Posted: March 7, 2007 in Leadership

As I ponder the difference in my attitude – at the ripe old age of 66 – with those who I have been in contact with, I have to wonder why I am so self reliant and with a relatively highly developed sense of responsibility. As a young person the person who raised me (my grandmother) didn’t insist on my doing chores. That is the conventional wisdom regarding teaching young people a sense of responsibility. I can remember my grandmother being a pretty good housekeeper and she never complained – that I can remember – about nobody helping out; she just did what was necessary to keep our home up.

Of course all that thinking goes out the window when one considers the saying “When I first got married I had 6 theories about raising children. Now I have 6 children and no theories”. But, the attitudes are caught idea is sound: unless the person who is trying to impart a good attitude is undercut by somebody who denigrates him/her. Even then, with a calm non-responsive-to-verbal-abuse demeanor, the parent figure can influence their children; whether they are actually children, or chronologically – but not actually – adults (i. e. they are still under your influence; that could even include your spouse). I have found that what I do is a lot more influential than what I say.

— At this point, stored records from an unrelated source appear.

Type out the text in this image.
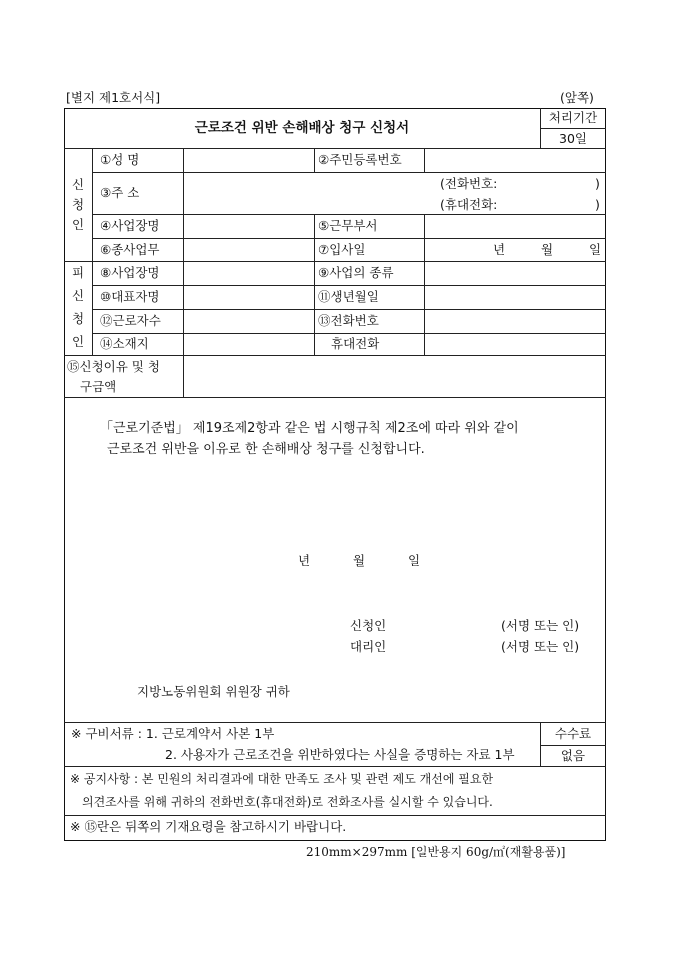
[별지 제1호서식]	(앞쪽)
근로조건 위반 손해배상 청구 신청서
처리기간
30일
신
청
인
①성 명	②주민등록번호
③주 소
(전화번호:	)
(휴대전화:	)
④사업장명	⑤근무부서
⑥종사업무	⑦입사일	년	월	일
피
신
청
인
⑧사업장명	⑨사업의 종류
⑩대표자명	⑪생년월일
⑫근로자수	⑬전화번호
⑭소재지	휴대전화
⑮신청이유 및 청
구금액
「근로기준법」 제19조제2항과 같은 법 시행규칙 제2조에 따라 위와 같이
근로조건 위반을 이유로 한 손해배상 청구를 신청합니다.
년	월	일
신청인	(서명 또는 인)
대리인	(서명 또는 인)
지방노동위원회 위원장 귀하
※ 구비서류 : 1. 근로계약서 사본 1부
2. 사용자가 근로조건을 위반하였다는 사실을 증명하는 자료 1부
수수료
없음
※ 공지사항 : 본 민원의 처리결과에 대한 만족도 조사 및 관련 제도 개선에 필요한
의견조사를 위해 귀하의 전화번호(휴대전화)로 전화조사를 실시할 수 있습니다.
※ ⑮란은 뒤쪽의 기재요령을 참고하시기 바랍니다.
210mm×297mm [일반용지 60g/㎡(재활용품)]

So, the saying “do as I say, not as I do” falls on deaf ears. This is all part of the general subject: leadership. I’ve always accepted the working definition of politics as being the art (or science) of leadership. I’ve been challenged on that by a political science major – who assumed that politics is a science rather than an art. I can’t help but wonder what his response would have been if I had posed the follow-up question of is politics a science or an art?